Car, malgré toutes les anecdotes croustillantes que je peux avoir, ce sont les mauvaises, les nuits de fou rire passées au fond du gouffre, qui ressortent. Je ne compte plus le nombre de fois où ma meilleure amie, entendant ces histoires au cours d'un brunch ou d'un excès de sauvignon blanc, s'est retrouvée le visage entre les mains, me disant que ma vie était une comédie romantique sans le romantisme. La semaine dernière, une histoire entendue par le bouche à oreille correspondait aux mêmes critères. L'amie d'une amie était dans une situation difficile avec un type. Il lui a suggéré d'inviter sa colocataire – comment formuler cela dans une publication familiale ? – rejoins-les. Lorsque l'ami d'un ami a refusé, le gars a répondu : « Ce n'est pas grave. Tu n'es pas obligé d'être là. »
Mon Dieu, c'est lugubre. C'est aussi très, très drôle.
Il existe une vieille blague qui compare le sexe et la pizza : même si elle est mauvaise, elle est toujours bonne.

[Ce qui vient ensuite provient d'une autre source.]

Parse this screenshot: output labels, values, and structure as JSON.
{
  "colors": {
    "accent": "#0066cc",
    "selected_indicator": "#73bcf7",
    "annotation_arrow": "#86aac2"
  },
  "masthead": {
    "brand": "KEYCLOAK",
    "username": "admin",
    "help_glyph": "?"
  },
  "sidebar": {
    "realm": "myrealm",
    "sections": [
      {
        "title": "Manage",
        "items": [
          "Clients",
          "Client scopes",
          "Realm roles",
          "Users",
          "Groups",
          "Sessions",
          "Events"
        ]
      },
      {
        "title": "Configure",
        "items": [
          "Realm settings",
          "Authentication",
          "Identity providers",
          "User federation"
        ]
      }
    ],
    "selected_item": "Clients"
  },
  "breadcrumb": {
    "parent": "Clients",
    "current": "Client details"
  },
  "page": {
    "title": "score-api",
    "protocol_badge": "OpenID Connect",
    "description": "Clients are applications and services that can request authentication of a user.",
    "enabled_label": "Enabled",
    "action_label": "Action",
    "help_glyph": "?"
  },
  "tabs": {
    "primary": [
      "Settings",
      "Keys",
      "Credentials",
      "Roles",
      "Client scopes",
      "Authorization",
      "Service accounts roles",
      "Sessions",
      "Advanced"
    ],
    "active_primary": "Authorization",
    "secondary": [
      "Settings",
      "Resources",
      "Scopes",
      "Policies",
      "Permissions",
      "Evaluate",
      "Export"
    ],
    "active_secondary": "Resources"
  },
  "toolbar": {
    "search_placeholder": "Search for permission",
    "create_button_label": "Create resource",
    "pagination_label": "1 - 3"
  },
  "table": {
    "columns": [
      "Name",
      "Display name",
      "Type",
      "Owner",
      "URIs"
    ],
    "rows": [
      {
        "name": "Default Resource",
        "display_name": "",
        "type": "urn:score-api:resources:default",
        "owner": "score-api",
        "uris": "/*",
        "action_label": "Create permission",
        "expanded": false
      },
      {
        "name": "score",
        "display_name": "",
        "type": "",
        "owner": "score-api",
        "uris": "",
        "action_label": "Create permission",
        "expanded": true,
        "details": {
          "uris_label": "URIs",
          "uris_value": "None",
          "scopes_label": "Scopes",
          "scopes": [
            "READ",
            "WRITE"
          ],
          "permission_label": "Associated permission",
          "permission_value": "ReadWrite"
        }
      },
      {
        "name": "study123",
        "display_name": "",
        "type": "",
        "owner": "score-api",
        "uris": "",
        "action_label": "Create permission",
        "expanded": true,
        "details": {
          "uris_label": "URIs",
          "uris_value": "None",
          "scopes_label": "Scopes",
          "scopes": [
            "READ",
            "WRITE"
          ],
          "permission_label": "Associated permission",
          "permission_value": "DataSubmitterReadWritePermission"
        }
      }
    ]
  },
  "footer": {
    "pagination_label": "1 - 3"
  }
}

Mais jusqu'où êtes-vous prêt à aller pour une mauvaise pizza ?
C'est une question et un concours. Après une longue semaine, après toutes ces histoires drôles/horribles, voulez-vous dépenser 40 $ pour une bouteille de vin et braver le froid et les probabilités pour voir si une étincelle s'enflamme afin de passer une nuit digne d'être racontée ? Ou préférez-vous vous glisser dans le monde humide et fantastique de la fiction, où les regards brûlent et les membres tremblent ?
Dans l'épuisement piquant du milieu de l'hiver et ce moment étrange où nos espoirs de romance l'emportent sur toute réalité concevable, je commence à me demander si le idée La pizza n'est parfois pas meilleure que la vraie.
Ne vous inquiétez pas. Vous pouvez toujours avoir votre crise existentielle par la suite, surtout si j'y suis pour quelque chose.